Nigeria’s Excess Crude Account Rises 13% In Two Years — NEC Data

Oil Prices Drop, Here's Why

Nigeria’s Excess Crude Account (ECA) has grown by 13 per cent over a two-year period, while balances in the Stabilisation Account and the Development of Natural Resources Fund recorded even sharper increases, an analysis of presentations made by the Accountant-General of the Federation to the National Economic Council (NEC) has shown.

A review of briefings to the council from June 15, 2023, to October 23, 2025, indicates that the ECA rose from $473,754.57 at the inaugural NEC under President Bola Tinubu to $535,823.39, an increase of $62,068.82.

Over the same period, the Stabilisation Account surged from N26.63bn to N87.67bn, representing a 229 per cent jump, while the Development of Natural Resources Fund expanded from N96.90bn to N141.59bn — up 46 per cent.

Month-on-month variations show periods of volatility. The Stabilisation Account fell to N17.21bn in April 2024 before rebuilding through 2025, while the Natural Resources Fund declined to N26.85bn in November 2024 and then recovered steadily to N141.59bn by October 2025. The ECA remained largely flat for much of the period before edging higher in the second half of 2025.

Created in 2004 during the Obasanjo administration, the ECA is designed to warehouse oil earnings above the benchmark price for stabilisation and future investments. At the height of the 2008 oil boom under President Umaru Yar’Adua, it exceeded $20bn — but successive withdrawals and price collapses eroded the balance over the following decade.

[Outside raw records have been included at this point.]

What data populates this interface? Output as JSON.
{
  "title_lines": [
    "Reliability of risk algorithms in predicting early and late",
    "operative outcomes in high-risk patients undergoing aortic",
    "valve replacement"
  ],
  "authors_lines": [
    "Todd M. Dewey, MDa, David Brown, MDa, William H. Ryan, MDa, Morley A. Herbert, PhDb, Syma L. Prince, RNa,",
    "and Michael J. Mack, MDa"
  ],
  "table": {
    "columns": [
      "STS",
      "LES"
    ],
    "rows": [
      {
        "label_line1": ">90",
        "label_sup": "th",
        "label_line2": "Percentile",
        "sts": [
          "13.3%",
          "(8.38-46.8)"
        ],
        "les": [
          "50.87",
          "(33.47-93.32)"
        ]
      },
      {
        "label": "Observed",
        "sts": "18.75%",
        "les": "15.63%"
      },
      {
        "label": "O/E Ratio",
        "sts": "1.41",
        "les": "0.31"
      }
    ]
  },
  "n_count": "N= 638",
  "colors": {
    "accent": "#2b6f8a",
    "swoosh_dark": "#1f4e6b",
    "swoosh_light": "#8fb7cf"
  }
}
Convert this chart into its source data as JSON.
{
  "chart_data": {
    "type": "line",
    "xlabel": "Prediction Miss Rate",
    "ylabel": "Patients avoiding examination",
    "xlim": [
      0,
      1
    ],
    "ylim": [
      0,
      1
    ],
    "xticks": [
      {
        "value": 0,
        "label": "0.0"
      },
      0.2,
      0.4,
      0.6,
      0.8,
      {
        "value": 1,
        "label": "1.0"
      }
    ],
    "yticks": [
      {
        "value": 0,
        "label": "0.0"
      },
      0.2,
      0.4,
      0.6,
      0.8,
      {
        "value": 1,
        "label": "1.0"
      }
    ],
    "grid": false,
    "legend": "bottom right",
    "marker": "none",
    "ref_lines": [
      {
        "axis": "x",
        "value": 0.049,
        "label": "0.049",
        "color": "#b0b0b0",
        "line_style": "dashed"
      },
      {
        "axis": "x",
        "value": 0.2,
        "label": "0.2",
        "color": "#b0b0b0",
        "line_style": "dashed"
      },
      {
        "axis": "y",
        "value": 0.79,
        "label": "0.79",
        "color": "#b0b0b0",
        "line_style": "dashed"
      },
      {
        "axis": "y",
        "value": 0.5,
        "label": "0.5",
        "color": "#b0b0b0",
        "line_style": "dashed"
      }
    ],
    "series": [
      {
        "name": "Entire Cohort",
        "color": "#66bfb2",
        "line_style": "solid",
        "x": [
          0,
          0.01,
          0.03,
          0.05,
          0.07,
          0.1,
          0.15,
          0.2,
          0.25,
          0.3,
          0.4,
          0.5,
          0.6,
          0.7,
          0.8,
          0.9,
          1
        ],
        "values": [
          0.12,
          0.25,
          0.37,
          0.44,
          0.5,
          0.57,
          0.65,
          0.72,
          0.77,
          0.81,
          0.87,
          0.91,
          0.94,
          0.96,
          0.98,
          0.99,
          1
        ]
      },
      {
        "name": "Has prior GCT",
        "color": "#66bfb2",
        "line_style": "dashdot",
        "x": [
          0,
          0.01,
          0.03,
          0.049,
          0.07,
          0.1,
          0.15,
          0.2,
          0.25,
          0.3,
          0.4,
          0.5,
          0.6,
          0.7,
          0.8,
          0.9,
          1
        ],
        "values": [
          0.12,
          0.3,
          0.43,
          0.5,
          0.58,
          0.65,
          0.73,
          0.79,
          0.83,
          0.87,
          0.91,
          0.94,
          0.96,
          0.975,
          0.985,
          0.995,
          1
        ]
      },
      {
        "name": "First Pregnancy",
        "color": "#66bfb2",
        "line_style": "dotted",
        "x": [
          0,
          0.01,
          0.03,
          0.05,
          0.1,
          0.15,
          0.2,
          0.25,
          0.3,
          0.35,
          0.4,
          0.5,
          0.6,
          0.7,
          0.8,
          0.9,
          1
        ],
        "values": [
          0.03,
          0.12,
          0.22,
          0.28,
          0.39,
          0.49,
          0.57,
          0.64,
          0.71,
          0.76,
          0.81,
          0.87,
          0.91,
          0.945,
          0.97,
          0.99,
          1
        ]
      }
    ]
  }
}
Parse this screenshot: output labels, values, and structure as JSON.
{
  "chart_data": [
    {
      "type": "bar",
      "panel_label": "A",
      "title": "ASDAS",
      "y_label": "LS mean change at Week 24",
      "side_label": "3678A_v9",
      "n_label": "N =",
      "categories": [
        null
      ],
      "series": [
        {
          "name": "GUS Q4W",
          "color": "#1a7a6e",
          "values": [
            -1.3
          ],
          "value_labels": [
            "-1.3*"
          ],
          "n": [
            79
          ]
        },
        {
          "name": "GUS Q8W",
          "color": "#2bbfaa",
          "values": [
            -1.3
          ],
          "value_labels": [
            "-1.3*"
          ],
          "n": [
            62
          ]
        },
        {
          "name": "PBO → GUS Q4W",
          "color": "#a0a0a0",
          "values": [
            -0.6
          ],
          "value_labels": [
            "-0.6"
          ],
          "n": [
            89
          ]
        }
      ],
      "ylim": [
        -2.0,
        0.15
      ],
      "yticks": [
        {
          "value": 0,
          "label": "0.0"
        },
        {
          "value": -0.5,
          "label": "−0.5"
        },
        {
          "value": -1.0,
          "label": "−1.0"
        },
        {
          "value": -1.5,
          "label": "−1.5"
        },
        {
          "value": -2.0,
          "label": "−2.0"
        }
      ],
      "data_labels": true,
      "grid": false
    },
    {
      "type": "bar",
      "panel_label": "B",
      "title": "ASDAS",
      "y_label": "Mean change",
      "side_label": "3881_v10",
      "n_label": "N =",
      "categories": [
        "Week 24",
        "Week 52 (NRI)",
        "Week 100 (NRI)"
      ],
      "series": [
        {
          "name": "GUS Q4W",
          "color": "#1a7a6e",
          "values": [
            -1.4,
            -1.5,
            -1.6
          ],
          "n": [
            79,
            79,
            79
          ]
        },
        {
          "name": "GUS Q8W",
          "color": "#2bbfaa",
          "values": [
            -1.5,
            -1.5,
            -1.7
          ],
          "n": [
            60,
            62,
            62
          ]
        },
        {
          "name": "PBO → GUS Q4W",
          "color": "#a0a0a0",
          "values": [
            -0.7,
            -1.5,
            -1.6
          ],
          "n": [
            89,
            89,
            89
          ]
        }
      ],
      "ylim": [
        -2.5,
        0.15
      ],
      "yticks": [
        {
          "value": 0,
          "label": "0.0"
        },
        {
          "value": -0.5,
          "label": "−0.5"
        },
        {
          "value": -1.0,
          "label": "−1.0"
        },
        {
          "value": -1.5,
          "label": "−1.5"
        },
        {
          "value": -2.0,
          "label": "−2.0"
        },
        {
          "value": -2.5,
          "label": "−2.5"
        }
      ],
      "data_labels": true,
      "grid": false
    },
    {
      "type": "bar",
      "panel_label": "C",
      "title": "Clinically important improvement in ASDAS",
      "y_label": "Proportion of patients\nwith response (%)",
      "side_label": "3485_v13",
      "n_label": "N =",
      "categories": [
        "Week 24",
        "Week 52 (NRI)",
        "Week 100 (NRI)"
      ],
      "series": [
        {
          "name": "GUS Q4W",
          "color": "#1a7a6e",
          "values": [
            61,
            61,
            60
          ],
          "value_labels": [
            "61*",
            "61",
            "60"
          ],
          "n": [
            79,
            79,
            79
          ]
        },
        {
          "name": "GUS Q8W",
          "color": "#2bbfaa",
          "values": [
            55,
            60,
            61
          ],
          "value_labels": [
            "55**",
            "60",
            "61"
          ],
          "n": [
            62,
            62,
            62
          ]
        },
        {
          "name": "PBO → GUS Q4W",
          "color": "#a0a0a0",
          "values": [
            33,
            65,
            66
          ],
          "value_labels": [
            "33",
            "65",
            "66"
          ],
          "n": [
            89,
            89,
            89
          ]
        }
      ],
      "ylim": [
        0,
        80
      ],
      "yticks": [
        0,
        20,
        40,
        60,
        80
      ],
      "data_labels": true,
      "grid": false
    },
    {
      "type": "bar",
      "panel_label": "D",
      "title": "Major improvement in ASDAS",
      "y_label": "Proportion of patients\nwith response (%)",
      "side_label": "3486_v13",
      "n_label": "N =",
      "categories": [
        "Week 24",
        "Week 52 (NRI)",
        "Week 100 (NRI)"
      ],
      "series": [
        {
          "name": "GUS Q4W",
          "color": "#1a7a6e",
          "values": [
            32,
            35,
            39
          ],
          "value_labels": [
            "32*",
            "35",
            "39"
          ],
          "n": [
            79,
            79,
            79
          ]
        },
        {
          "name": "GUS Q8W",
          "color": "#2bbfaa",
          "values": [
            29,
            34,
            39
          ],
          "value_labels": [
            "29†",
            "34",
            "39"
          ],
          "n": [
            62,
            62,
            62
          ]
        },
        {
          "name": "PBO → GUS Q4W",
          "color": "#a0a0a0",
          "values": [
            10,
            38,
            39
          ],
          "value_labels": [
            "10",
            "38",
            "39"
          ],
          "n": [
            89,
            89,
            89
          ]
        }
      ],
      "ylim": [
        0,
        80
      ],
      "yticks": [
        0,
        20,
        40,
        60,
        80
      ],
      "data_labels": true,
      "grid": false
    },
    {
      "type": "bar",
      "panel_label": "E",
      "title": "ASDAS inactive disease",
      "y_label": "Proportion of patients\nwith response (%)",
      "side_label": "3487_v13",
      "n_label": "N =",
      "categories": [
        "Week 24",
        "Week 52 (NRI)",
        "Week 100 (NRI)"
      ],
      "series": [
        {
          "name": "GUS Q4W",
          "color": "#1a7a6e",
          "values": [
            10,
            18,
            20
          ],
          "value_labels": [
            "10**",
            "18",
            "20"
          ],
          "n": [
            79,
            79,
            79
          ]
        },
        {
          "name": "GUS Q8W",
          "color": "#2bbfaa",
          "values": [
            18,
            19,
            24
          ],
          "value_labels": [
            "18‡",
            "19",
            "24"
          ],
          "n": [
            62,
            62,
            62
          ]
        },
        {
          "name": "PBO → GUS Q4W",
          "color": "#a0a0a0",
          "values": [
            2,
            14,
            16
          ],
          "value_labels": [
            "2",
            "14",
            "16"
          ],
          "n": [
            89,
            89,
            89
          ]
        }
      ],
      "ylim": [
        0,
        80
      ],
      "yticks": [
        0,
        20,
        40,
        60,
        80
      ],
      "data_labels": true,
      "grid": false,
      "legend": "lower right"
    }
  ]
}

The Stabilisation Account is used to cushion sub-national governments against shortfalls and fiscal shocks, while the Development of Natural Resources Fund supports diversification programmes — including solid minerals — approved by the Federation Accounts Allocation Committee and NEC.

The movements in the funds mirror policy decisions taken by the NEC during the period under review, including reforms in the oil sector, the reconstitution of committees on crude theft, the approval of the $617.7m i-DICE programme, sectoral reforms in the power market, and a nationwide crackdown on gold smuggling. The council also backed food security measures and approved efforts to strengthen training schools for security agencies.

States also leaned heavily on statutory transfers through a period of high inflation and foreign-exchange volatility, adding pressure on naira-denominated accounts despite reforms such as petrol subsidy removal and FX market unification intended to stabilise macroeconomic fundamentals.

The NEC, chaired by the Vice President and comprising the 36 state governors, the CBN Governor, and relevant ministers, has met at least 15 times since June 2023. Its most recent session was held on 23 October 2025.